All radio stations within the Al-Shabaab controlled area of Somalia practice rigorous self-censorship. Before HornAfrik Radio was ransacked and looted by insurgents late last year, journalists there told us they never reported on conflicts between Al-Shabaab and government troops unless it was a clear case of an Al-Shabaab victory.
In Kenya after the post-election violence two years ago, media feared to report on extra-judicial killings by police. Nation columnist Charles Obbo-Obyang told the CPJ that self-censorship over police violence took hold of reporters after they witnessed the ferocity of the killing and repression.
Even when there is no immediate fear of violence, editors exercise caution. In writing about corruption, they tackle the small fry. Only a few courageous writers progress far up the chain to the political and business elites who cream off a country’s wealth. Among them are editor Abdou Latif Coulibaly, who has taken on Senegal’s elite, exposing corruption in a US$200 million government deal for a telecom licence. He is now facing three separate criminal defamation lawsuits.

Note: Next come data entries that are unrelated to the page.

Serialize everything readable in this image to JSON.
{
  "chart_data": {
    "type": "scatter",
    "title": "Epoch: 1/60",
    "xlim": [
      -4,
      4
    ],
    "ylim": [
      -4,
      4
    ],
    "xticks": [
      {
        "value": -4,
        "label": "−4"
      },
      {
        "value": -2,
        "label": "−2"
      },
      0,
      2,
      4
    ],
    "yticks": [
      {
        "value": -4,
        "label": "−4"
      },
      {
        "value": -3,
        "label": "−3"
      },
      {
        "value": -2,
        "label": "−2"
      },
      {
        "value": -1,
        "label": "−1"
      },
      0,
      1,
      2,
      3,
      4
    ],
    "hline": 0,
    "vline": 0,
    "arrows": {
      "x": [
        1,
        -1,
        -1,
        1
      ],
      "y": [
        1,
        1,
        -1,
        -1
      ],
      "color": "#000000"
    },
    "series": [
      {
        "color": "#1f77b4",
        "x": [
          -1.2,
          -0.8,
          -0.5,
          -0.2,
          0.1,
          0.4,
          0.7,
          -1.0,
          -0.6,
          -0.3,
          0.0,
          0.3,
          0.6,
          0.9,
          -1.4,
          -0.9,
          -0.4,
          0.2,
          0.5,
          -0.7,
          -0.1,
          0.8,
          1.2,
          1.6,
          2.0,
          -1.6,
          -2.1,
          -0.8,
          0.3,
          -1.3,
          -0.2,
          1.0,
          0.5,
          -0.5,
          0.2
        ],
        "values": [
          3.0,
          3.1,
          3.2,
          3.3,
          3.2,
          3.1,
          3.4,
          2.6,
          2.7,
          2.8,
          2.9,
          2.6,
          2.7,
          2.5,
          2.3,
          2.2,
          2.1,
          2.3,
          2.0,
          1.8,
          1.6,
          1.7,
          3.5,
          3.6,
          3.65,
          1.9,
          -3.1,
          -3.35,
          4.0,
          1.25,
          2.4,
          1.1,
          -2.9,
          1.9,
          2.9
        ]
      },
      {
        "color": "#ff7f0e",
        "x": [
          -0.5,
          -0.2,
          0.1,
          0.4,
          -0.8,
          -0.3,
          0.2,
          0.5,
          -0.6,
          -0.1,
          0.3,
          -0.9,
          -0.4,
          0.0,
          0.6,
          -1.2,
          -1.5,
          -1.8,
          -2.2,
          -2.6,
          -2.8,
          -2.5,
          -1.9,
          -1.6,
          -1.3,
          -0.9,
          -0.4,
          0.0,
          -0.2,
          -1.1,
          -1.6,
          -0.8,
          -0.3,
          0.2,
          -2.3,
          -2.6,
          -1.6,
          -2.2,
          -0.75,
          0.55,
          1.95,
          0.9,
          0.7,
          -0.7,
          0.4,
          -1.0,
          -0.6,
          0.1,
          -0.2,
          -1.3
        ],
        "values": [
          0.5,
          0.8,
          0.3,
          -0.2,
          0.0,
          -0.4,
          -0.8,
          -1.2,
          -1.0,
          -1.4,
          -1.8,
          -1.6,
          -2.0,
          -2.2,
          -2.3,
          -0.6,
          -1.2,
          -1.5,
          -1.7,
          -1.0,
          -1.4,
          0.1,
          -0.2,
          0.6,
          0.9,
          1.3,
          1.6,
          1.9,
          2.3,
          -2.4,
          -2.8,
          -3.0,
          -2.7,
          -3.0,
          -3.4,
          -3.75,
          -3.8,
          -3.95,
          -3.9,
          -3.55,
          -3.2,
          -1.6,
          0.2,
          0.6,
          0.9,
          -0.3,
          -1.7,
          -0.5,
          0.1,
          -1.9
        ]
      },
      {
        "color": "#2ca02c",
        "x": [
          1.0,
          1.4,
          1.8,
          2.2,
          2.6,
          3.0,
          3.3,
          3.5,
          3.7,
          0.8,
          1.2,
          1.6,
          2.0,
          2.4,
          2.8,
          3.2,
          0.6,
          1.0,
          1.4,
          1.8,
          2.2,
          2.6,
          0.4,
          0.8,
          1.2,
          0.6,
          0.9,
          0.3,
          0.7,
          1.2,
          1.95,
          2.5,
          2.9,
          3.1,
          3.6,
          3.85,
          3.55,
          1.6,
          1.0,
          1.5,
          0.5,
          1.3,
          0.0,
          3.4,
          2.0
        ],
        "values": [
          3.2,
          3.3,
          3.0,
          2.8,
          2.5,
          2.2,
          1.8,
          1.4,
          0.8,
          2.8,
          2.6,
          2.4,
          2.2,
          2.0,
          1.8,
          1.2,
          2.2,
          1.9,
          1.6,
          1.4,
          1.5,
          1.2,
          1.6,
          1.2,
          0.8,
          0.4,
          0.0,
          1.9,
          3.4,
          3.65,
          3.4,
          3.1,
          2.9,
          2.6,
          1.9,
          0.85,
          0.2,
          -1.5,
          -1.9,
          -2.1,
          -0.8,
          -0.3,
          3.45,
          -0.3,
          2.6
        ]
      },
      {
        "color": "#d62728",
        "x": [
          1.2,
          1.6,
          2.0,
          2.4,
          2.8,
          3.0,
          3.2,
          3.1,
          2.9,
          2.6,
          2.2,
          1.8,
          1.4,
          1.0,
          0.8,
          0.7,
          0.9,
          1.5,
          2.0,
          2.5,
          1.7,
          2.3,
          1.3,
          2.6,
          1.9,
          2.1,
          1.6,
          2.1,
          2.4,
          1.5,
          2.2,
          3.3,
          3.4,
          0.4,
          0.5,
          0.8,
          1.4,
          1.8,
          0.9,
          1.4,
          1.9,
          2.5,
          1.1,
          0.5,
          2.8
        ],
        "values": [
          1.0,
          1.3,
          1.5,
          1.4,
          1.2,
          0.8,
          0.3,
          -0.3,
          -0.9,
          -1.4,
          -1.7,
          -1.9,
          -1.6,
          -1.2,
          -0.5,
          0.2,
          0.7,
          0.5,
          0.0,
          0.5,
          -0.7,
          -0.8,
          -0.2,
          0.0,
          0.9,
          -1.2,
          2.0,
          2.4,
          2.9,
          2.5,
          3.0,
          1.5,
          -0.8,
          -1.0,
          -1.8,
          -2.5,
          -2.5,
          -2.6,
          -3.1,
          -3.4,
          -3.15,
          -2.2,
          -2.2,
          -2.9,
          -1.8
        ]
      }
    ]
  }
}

Another effect of repression is the haemorrhaging of journalistic talent out of a country. You need look no farther than Zimbabwe. The CPJ has documented at least 48 journalists there who have been forced into exile over the past decade.
Somalia is another country whose press has been gutted as journalists have fled, mainly to Nairobi. And Eritrea, Ethiopia and Rwanda have seen a considerable exodus of independent media. The result is that no voice remains in the home country except that of the government.
And yet the picture is not entirely bleak. There are ways to push back against media repression, and the best people to lead the counter-offensive are journalists themselves.
Whether through trade unions, professional associations or by forming their own press freedom watchdogs, local journalists are getting their grievances aired and punching holes through the wall of government censorship. The South African press and civil society, one of the most vibrant on the continent, has shown this with its mobilisation against repressive media legislation proposed by the ANC.
Journalists are even more effective when they work with outside press freedom organisations like the CPJ. Local journalists provide the CPJ with reporting on attacks on journalists and press freedom violations, which we complement with our own research. We amplify their work, bringing it to the attention of foreign governments and international organisations.
We know what’s wrong with the press in many countries. Media owners are often in league with rulers. Journalists are poorly trained, poorly paid and prone to making sloppy mistakes. Some even take (or demand) bribes to cover or kill stories. But when governments latch on to the unprofessionalism of a few journalists to condemn all media, or accuse outlets of acting like the 1994 Rwandan hate-promoting station Radio Mille Collines, we journalists have a duty to expose it as the threadbare excuse for censorship that it is.